Primaires américaines

Hillary Clinton contient Sanders et Trump conforte son avance

Donald Trump a triomphé samedi lors de la primaire républicaine en Caroline du Sud. Chez les démocrates, Hillary Clinton s'est imposée dans le Nevada, relançant sa campagne poussive avant les grandes primaires du 1er mars

L'étape de Caroline du Sud, la 3e sur la route des primaires républicaines, a été fatale à Jeb Bush. L'ex-gouverneur de Floride a annoncé, les larmes aux yeux, qu'il jetait l'éponge après avoir fini à une lointaine 4e place, laissant cinq candidats en lice pour l'investiture du Grand Old Party (GOP).

Trump écrase ses adversaires

Après dépouillement dans 99% des bureaux de vote, Donald Trump s'imposait avec 32,5% des voix, devant Marco Rubio (22,5%), Ted Cruz (22,3%), Jeb Bush (7,8%) John Kasich (7,6%), et Ben Carson (7,2%). Son succès, annoncé une demi-heure après la fermeture des bureaux de vote, a été accueilli par une immense ovation dans la salle où il a ensuite prononcé son discours de victoire à Spartanburg.

Donald Trump obtiendrait ainsi 44 délégués en vue de la convention du Parti républicain en juillet. Il avait déjà remporté le New Hampshire le 9 février dernier après avoir été battu par l'ultraconservateur Ted Cruz dans les caucus de l'Iowa, qui ont donné le coup d'envoi de la campagne des primaires le 1er février.

Trump s'est montré confiant dans le fait que les partisans de ses douze concurrents ayant abandonné vont tomber dans son escarcelle et pas se liguer contre lui. Confiance également dans sa performance à la prochaine primaire républicaine dans le Nevada mardi - «Nous allons être fantastiques» - et pour le «Super Tuesday» quand 11 Etats voteront le 1er mars - «Nous allons être très, très bons».

«On repart à la guerre demain matin», a-t-il lancé. «Cela va être difficile pour lui de dérailler à ce stade», estime Hogan Gidley, ancien conseiller de l'ex-candidat républicain Mick Huckabee.

Lire aussi: «Pourquoi Trump peut remporter les primaires républicaines»

Côté démocrate, Hillary Clinton a remporté les caucus du Nevada avec 52,7% des voix face à la concurrence plus rude que prévu de son rival Bernie Sanders (47,3%). La popularité de ce dernier se confirme chez les jeunes - 72% des moins de 45 ans se sont ralliés à lui -, mais aussi dans toutes les autres catégories de démocrates.

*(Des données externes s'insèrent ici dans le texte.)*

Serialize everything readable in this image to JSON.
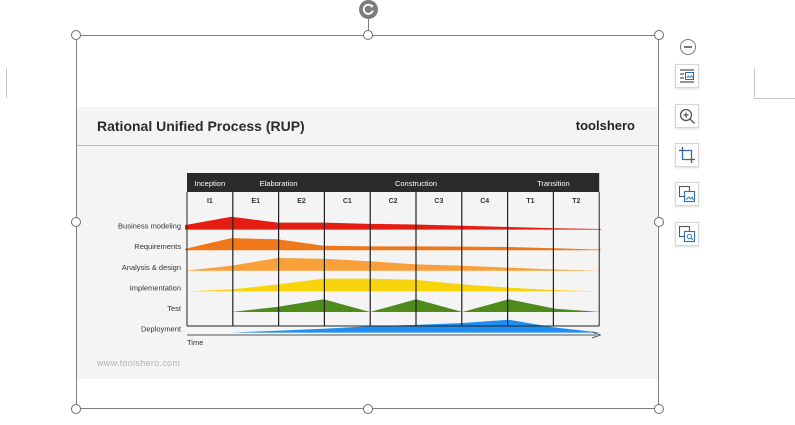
{
  "figure": {
    "title": "Rational Unified Process (RUP)",
    "brand": "toolshero",
    "url": "www.toolshero.com",
    "time_label": "Time"
  },
  "colors": {
    "header_bg": "#2b2b2b",
    "title_rule": "#8fd6b0",
    "selection_border": "#7f7f7f"
  },
  "toolbar": {
    "collapse_icon": "minus-circle-icon",
    "tools": [
      {
        "name": "layout-options",
        "icon": "text-wrap-icon"
      },
      {
        "name": "zoom",
        "icon": "zoom-in-icon"
      },
      {
        "name": "crop",
        "icon": "crop-icon"
      },
      {
        "name": "replace-picture",
        "icon": "replace-image-icon"
      },
      {
        "name": "alt-text",
        "icon": "alt-text-icon"
      }
    ]
  },
  "chart_data": {
    "type": "area",
    "phases": [
      {
        "name": "Inception",
        "iterations": [
          "I1"
        ]
      },
      {
        "name": "Elaboration",
        "iterations": [
          "E1",
          "E2"
        ]
      },
      {
        "name": "Construction",
        "iterations": [
          "C1",
          "C2",
          "C3",
          "C4"
        ]
      },
      {
        "name": "Transition",
        "iterations": [
          "T1",
          "T2"
        ]
      }
    ],
    "iterations": [
      "I1",
      "E1",
      "E2",
      "C1",
      "C2",
      "C3",
      "C4",
      "T1",
      "T2"
    ],
    "xlabel": "Time",
    "disciplines": [
      {
        "name": "Business modeling",
        "color": "#e31e10",
        "effort": [
          0.35,
          1.0,
          0.55,
          0.55,
          0.45,
          0.4,
          0.3,
          0.2,
          0.1,
          0.05
        ]
      },
      {
        "name": "Requirements",
        "color": "#f07818",
        "effort": [
          0.1,
          0.95,
          0.85,
          0.35,
          0.3,
          0.3,
          0.28,
          0.25,
          0.15,
          0.05
        ]
      },
      {
        "name": "Analysis & design",
        "color": "#f9a03a",
        "effort": [
          0.0,
          0.4,
          1.0,
          0.95,
          0.75,
          0.5,
          0.4,
          0.25,
          0.1,
          0.0
        ]
      },
      {
        "name": "Implementation",
        "color": "#f8d40c",
        "effort": [
          0.0,
          0.15,
          0.55,
          1.0,
          1.0,
          0.9,
          0.55,
          0.3,
          0.1,
          0.0
        ]
      },
      {
        "name": "Test",
        "color": "#4e8a1c",
        "effort": [
          0.0,
          0.0,
          0.4,
          1.0,
          0.0,
          1.0,
          0.0,
          1.0,
          0.25,
          0.0
        ]
      },
      {
        "name": "Deployment",
        "color": "#1f8ef0",
        "effort": [
          0.0,
          0.0,
          0.15,
          0.3,
          0.5,
          0.6,
          0.75,
          1.0,
          0.4,
          0.0
        ]
      }
    ]
  }
}
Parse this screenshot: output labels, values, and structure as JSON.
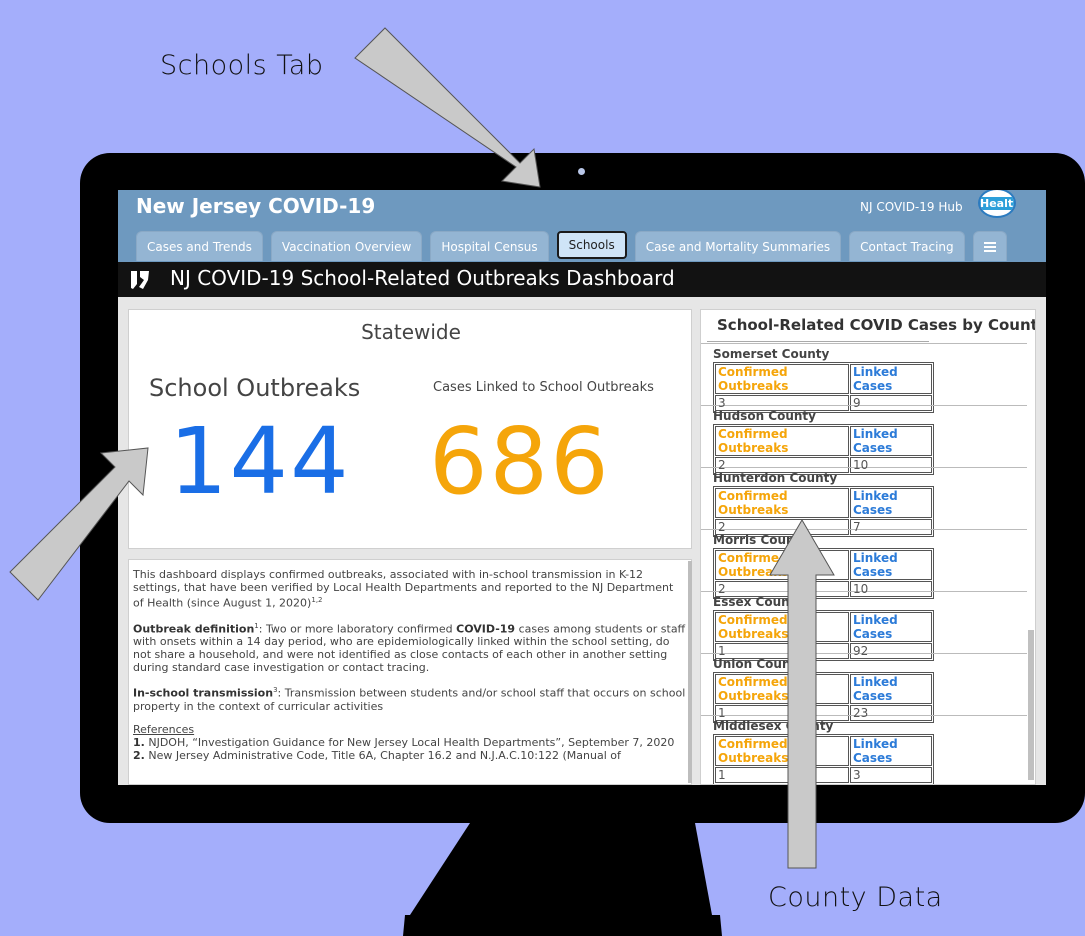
{
  "callouts": {
    "schools_tab": "Schools Tab",
    "county_data": "County Data"
  },
  "header": {
    "brand": "New Jersey COVID-19",
    "hub_link": "NJ COVID-19 Hub",
    "logo_text": "Health"
  },
  "tabs": [
    {
      "label": "Cases and Trends"
    },
    {
      "label": "Vaccination Overview"
    },
    {
      "label": "Hospital Census"
    },
    {
      "label": "Schools",
      "active": true
    },
    {
      "label": "Case and Mortality Summaries"
    },
    {
      "label": "Contact Tracing"
    }
  ],
  "dashboard": {
    "title": "NJ COVID-19 School-Related Outbreaks Dashboard"
  },
  "statewide": {
    "title": "Statewide",
    "outbreaks_label": "School Outbreaks",
    "outbreaks_value": "144",
    "cases_label": "Cases Linked to School Outbreaks",
    "cases_value": "686"
  },
  "description": {
    "intro": "This dashboard displays confirmed outbreaks, associated with in-school transmission in K-12 settings, that have been verified by Local Health Departments and reported to the NJ Department of Health (since August 1, 2020)",
    "intro_sup": "1,2",
    "outbreak_term": "Outbreak definition",
    "outbreak_sup": "1",
    "outbreak_text_a": ": Two or more laboratory confirmed ",
    "outbreak_bold": "COVID-19",
    "outbreak_text_b": " cases among students or staff with onsets within a 14 day period, who are epidemiologically linked within the school setting, do not share a household, and were not identified as close contacts of each other in another setting during standard case investigation or contact tracing.",
    "transmission_term": "In-school transmission",
    "transmission_sup": "3",
    "transmission_text": ": Transmission between students and/or school staff that occurs on school property in the context of curricular activities",
    "references_heading": "References",
    "ref1_num": "1.",
    "ref1_text": " NJDOH, “Investigation Guidance for New Jersey Local Health Departments”, September 7, 2020",
    "ref2_num": "2.",
    "ref2_text": " New Jersey Administrative Code, Title 6A, Chapter 16.2 and N.J.A.C.10:122 (Manual of"
  },
  "county_panel": {
    "title": "School-Related COVID Cases by County",
    "col_outbreaks": "Confirmed Outbreaks",
    "col_linked": "Linked Cases",
    "counties": [
      {
        "name": "Somerset County",
        "outbreaks": "3",
        "linked": "9"
      },
      {
        "name": "Hudson County",
        "outbreaks": "2",
        "linked": "10"
      },
      {
        "name": "Hunterdon County",
        "outbreaks": "2",
        "linked": "7"
      },
      {
        "name": "Morris County",
        "outbreaks": "2",
        "linked": "10"
      },
      {
        "name": "Essex County",
        "outbreaks": "1",
        "linked": "92"
      },
      {
        "name": "Union County",
        "outbreaks": "1",
        "linked": "23"
      },
      {
        "name": "Middlesex County",
        "outbreaks": "1",
        "linked": "3"
      }
    ]
  },
  "colors": {
    "background": "#a4aefb",
    "header": "#6e99bf",
    "outbreaks_blue": "#1a6ee6",
    "cases_orange": "#f5a50a"
  }
}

«Certains avaient peut-être douté de nous, mais nous n'avons jamais douté», a déclaré Mme Clinton lors d'un discours à Las Vegas. Pour la première fois du cycle des primaires, l'ex-ultra favorite pouvait savourer une victoire, même courte. «Nous avons le vent dans le dos», a dit pour sa part Bernie Sanders dans un discours à Henderson, près de Las Vegas.

La petite marge avec laquelle l'ex-secrétaire d'Etat s'impose, dans un Etat où elle était supposée l'emporter très largement, suggère que la course à l'investiture du Parti démocrate pour la présidentielle du 8 novembre pourrait être longue et disputée. Sanders avait débuté avec une notoriété quasi-nulle, 30 points derrière Clinton dans les sondages l'été dernier.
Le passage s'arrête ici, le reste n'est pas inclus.